The bottom line, to improve the business’ ability to meet cash obligations when the price structure changes quickly and dramatically, it makes sense to reevaluate management strategies you might
otherwise be taking for granted (see the PRO-DAIRY resources mentioned above). Your business must be nimble and ready to change production practices to bring costs in line with the prices you are receiving and paying. Typically we strive for high rates of production per cow and keep barns full, or more than full, as a way to spread fixed costs over more milk. Strategies should be revisited and rechecked given the collapse in milk prices.
Changes do not need to be drastic. Maybe a little more disciplined approach to decision making increases the likelihood of success.
Implementing these practices may help to improve margins given the dramatic changes in milk prices. Today the prospects for market recovery are much better than that they were in the early 1980s.
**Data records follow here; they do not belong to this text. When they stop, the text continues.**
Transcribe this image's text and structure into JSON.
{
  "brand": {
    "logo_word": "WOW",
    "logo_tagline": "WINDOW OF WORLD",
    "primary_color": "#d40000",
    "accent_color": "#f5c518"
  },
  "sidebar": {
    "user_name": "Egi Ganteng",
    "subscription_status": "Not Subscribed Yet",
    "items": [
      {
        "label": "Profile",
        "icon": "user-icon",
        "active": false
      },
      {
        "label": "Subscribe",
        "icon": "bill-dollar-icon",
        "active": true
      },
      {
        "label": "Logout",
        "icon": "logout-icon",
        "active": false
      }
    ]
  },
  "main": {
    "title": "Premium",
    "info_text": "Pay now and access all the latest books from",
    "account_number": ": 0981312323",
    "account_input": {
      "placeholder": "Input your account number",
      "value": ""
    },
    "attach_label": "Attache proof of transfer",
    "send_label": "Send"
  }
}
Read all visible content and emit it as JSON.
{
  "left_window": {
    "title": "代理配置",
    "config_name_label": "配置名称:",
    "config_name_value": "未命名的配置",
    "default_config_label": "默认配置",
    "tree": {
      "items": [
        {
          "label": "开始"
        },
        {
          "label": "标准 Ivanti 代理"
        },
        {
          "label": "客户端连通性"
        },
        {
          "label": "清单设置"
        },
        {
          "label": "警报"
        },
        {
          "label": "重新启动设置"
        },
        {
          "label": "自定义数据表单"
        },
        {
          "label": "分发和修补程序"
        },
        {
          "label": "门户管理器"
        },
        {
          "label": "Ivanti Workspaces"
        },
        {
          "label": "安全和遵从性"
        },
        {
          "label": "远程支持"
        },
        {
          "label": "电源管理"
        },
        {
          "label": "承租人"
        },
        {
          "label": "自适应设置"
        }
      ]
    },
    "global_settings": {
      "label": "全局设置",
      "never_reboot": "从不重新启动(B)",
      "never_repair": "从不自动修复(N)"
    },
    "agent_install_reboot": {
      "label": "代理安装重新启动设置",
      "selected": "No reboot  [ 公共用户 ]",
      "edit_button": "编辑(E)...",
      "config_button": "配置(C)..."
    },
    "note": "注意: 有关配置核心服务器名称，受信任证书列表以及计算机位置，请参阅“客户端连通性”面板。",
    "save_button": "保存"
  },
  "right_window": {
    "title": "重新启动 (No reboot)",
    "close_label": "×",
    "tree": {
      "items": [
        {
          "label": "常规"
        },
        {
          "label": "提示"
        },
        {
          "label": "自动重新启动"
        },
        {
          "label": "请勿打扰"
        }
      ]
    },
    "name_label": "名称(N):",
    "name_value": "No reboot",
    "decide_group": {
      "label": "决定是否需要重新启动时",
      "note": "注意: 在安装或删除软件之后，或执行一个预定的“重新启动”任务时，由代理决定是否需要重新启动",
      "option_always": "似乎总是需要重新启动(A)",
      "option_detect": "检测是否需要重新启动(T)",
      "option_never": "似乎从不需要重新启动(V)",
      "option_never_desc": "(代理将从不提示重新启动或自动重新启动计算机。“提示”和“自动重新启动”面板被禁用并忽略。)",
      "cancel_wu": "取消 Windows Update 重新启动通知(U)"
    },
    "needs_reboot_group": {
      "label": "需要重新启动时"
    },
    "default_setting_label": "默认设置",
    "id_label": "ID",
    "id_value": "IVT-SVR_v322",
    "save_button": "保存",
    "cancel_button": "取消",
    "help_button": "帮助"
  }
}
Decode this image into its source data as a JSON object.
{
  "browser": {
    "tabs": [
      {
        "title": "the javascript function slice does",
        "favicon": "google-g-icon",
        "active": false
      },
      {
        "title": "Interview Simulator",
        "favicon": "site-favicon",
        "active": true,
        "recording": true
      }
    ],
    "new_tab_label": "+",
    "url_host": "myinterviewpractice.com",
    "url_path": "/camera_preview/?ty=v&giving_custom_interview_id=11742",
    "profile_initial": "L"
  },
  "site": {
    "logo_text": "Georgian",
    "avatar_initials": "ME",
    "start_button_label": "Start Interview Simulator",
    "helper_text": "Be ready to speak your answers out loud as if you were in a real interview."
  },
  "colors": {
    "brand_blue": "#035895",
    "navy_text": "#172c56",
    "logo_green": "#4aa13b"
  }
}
Eventually, markets will reopen and sales will return. In the meantime, we don’t need to put farms out of business, but easing back on the throttle in how we manage cows and how many cows we keep could be good strategies for the current situation.
Mike Baker New York Beef Extension Specialist recommends:
If selling cows is part of the equation due so before May 1. If too many cows show up after May 1, this could flood the market. Processors and auction barn managers are encouraging farmers to sell cull cows now and not wait. Cull cow prices increased nearly $6/cwt this week over last. There a several caveats to this recommendation. First, if farmers heed this call to sell in the last two weeks of April, there may be an oversupply that packers can’t absorb. Second, USDA just announced a plan to purchase milk and meat, as well as price support for farms that have been impacted by COVID-19. Extensive details, however have not been released. This could provide a buffer.